Various studies seem to indicate that in addition to being an antioxidant, chlorophyll helps reduce pro-inflammatory cytokines and to some extent reduce the effects of inflammation. In this regard, it can help treat intestinal inflammation or arthritis.
4. Contributes to good circulation
Another of the properties attributed to chlorophyll (although it is debated whether it is real or a myth), in part thanks to its antioxidant, purifying and anti-inflammatory potentialThis is to promote the proper functioning of the blood circulation.
Its magnesium content is said to help increase the production and improve the health of red blood cells, which in turn promotes oxygenation of the body. While there are doubts about the latter, if there is a bit more consensus that it helps lower cholesterol and triglycerides, which certainly promotes circulation and cardiovascular health and reduces blood pressure. probability of problems in this system. It also appears to help alkalize the blood.
5. Promotes coagulation
In addition to the above, this pigment is rich in vitamin K, a substance involved in the blood that can clot and helps control possible bleeding. This also includes that of menstruation, which helps to control.
6. Reduces bad odors
As can easily be seen in a large number of personal care products, chlorophyll is often used as a component. for making deodorants or even mouthwashes or oral sprays. Indeed, it is considered to have the property of reducing body odor, whether it is to fight against bad breath or the smell of sweat. It also appears to reduce the stench of urine and feces.

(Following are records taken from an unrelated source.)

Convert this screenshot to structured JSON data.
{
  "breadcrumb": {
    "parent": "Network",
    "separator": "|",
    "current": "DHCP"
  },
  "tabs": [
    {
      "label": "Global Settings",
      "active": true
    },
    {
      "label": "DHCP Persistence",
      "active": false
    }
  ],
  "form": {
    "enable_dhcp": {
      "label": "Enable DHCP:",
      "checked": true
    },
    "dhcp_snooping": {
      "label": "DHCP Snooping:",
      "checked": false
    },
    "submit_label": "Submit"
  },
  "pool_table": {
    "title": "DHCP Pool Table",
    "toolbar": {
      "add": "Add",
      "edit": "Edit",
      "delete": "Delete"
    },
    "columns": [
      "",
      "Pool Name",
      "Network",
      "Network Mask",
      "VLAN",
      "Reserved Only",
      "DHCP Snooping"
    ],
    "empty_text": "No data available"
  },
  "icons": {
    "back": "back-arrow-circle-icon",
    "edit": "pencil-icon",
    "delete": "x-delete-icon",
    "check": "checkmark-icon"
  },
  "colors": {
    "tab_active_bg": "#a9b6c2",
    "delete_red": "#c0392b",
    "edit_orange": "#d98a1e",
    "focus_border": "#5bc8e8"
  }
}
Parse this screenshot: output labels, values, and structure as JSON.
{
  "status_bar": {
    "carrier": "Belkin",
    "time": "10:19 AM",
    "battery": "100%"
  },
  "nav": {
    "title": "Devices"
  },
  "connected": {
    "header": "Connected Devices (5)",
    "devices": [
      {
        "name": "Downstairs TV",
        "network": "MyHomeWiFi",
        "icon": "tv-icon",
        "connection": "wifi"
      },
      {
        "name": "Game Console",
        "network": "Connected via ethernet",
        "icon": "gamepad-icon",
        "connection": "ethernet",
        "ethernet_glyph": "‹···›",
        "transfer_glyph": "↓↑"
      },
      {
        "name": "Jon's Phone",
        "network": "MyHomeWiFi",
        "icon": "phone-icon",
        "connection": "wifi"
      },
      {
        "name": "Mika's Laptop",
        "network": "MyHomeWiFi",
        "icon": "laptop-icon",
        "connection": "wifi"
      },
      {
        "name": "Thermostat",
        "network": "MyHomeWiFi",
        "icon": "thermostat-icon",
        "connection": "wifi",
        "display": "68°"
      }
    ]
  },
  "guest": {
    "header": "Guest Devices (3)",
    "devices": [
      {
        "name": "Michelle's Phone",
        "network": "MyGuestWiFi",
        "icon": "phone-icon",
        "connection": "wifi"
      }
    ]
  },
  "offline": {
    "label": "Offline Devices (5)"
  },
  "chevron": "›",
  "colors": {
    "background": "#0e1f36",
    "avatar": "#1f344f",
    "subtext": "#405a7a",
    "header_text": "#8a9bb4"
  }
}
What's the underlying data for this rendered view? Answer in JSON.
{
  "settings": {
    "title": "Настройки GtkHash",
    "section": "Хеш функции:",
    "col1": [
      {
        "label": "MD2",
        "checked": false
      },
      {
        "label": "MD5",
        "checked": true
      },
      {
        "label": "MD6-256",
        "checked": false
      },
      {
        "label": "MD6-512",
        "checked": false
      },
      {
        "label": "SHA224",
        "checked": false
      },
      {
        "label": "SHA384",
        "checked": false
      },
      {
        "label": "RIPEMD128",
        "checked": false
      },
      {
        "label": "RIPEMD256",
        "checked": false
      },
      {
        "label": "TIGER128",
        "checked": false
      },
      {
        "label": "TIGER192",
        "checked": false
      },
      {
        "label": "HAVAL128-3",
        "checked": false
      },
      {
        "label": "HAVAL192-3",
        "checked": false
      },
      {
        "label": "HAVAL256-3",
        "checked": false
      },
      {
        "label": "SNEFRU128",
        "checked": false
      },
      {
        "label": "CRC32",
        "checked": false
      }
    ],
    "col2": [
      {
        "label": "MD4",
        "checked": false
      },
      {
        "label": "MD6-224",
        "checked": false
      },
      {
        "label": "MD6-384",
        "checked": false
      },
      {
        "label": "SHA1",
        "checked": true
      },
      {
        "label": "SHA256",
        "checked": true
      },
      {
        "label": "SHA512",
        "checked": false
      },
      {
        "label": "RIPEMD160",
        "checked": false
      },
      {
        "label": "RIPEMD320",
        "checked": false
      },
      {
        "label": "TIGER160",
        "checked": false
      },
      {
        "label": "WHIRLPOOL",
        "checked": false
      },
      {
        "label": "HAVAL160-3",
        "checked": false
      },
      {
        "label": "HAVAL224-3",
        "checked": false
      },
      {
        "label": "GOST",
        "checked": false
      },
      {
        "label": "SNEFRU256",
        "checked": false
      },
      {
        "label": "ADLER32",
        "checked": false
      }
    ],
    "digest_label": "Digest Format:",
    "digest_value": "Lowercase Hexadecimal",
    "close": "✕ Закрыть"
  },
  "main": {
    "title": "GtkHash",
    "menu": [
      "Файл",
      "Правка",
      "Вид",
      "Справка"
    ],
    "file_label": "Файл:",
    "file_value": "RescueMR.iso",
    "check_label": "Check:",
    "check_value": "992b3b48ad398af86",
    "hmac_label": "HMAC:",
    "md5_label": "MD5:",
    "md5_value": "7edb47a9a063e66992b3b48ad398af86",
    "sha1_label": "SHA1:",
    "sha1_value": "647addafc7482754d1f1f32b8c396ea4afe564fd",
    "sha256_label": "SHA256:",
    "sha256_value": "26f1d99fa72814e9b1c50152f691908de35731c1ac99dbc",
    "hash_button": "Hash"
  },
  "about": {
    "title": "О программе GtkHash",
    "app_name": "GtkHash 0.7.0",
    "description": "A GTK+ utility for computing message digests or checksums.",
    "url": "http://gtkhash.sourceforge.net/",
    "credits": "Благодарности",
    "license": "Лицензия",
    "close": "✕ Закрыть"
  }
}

- Chermonosky, S .; Segelman, A. and Porets, R. (1999). Effect of dietary chlorophyll derivatives on mutagenesis and tumor cell growth. Teratogenic carcinogenic mutagen. 19: 313-322.
- Manrique, I. (2003). Photosynthetic pigments, little more than the capture of light. Ecosystems, year XII (1). [Online]. Available at: http // www.aeet.org / ecosystems / 031 / report4.htm
- Subramoniam, A., Asha, VV, Nair, SA, Sasidharan, SP, Sureshkumar, PK, Rajendran, KN, Karunagaran, D. and Ramalingam, K. (2012). Chlorophyll revised: anti-inflammatory activities of chlorophyll and inhibition of TNF-α gene expression by it. Inflammation, 35 (3): 959-966.